“He who seeks to approach his own buried past must conduct himself like a man digging.” Walter Benjamin

The death of my parents awoke within me a realisation that their memories of me, as a child, perished with them, and that my own oldest memories were imperfect, fragmented and disordered. Perturbed by this fading away of self I travelled to a place forbidden to me as a child, a wooded valley bordering our suburban home, and set loose a counter-factual proxy  - a boy of ten who was like me but who was not me - to play freely in this archaic green space.

The return to the place of childhood is a double return, it also embraces a temporal return, to 1977, the year the boy will celebrate his tenth birthday, see Star Wars, listen to the Sex Pistols, get his first summer job. A year of expanding horizons.

I tracked the boy for months, staging and photographing sites where he played, determined for my pictures to yield an anterior space of new memory and an alternative history that might replenish my own diminished inventory of childhood recollections.
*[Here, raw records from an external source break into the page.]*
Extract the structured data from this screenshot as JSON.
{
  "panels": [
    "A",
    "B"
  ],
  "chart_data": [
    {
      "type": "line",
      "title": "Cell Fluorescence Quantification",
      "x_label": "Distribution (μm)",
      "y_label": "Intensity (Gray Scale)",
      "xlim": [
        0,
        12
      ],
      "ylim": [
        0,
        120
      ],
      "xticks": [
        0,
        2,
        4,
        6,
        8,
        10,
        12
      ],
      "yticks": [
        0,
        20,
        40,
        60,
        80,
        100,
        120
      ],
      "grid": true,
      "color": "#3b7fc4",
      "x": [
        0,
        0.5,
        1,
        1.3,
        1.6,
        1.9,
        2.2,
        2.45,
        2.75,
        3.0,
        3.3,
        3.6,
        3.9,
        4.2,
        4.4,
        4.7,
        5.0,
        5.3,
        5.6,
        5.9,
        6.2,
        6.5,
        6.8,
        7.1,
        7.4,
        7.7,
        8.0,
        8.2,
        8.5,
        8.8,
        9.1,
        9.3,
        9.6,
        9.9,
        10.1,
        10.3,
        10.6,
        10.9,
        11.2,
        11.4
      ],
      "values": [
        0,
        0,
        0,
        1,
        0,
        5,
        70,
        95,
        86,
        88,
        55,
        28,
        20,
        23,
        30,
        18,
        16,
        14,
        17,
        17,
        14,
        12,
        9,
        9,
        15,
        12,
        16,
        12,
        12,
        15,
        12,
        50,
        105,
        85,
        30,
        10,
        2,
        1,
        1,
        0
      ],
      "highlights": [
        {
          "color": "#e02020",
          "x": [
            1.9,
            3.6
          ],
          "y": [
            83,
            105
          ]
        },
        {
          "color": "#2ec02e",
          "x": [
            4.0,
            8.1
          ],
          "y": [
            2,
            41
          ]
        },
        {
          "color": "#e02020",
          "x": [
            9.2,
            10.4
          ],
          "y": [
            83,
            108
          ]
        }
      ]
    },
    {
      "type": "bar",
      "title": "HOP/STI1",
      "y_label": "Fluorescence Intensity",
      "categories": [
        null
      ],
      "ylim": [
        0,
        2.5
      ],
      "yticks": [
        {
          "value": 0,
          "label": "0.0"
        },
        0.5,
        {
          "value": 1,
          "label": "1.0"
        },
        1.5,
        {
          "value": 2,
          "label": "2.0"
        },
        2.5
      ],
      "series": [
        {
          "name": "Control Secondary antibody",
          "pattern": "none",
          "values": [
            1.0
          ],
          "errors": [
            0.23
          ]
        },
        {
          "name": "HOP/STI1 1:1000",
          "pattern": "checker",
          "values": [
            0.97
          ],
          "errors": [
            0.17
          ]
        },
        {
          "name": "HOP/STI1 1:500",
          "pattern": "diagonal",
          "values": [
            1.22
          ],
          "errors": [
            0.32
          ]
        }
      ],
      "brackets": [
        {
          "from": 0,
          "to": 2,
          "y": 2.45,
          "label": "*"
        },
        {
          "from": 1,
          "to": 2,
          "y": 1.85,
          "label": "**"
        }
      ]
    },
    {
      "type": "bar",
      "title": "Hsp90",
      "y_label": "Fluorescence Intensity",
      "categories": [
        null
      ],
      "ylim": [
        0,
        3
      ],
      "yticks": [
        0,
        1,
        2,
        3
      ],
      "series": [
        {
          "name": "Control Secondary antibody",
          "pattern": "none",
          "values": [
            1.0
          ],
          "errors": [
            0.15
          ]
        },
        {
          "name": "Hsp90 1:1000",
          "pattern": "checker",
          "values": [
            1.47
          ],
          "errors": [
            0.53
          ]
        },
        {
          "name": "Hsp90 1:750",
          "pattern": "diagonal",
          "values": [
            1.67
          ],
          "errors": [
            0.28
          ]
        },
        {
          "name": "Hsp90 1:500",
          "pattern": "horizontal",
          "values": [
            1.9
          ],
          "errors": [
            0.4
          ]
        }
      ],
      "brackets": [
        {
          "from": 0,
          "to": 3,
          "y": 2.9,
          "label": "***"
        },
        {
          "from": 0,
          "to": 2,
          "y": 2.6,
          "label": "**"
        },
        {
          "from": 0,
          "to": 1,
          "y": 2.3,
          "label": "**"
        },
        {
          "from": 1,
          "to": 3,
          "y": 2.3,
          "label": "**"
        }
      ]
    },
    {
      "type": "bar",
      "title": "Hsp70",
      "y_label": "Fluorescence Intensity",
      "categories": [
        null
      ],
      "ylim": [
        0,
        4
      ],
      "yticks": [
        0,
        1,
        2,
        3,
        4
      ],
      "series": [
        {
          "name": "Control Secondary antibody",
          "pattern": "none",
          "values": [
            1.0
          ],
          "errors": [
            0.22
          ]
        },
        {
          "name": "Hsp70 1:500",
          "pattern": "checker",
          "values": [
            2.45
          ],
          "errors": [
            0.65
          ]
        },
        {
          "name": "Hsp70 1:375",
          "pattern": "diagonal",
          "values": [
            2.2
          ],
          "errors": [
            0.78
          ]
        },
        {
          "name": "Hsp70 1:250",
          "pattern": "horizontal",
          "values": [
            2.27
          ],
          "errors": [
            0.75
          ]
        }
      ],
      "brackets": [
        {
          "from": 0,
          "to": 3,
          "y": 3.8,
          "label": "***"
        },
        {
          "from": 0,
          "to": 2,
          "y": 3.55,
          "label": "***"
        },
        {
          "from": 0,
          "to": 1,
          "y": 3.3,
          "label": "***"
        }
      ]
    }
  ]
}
But, like Benjamin’s “man digging”, I began to understand that the making, and taking, the inventory, could never satisfy my desire. It was the endeavour, the process itself, the obsessive revisitation of the valley at all hours in all seasons, the walking and wading, the methodical exploration and mapping, the numerous little rituals, repetitions and frustrations associated with making work, that had been laid down as fresh strata of memory for me to excavate.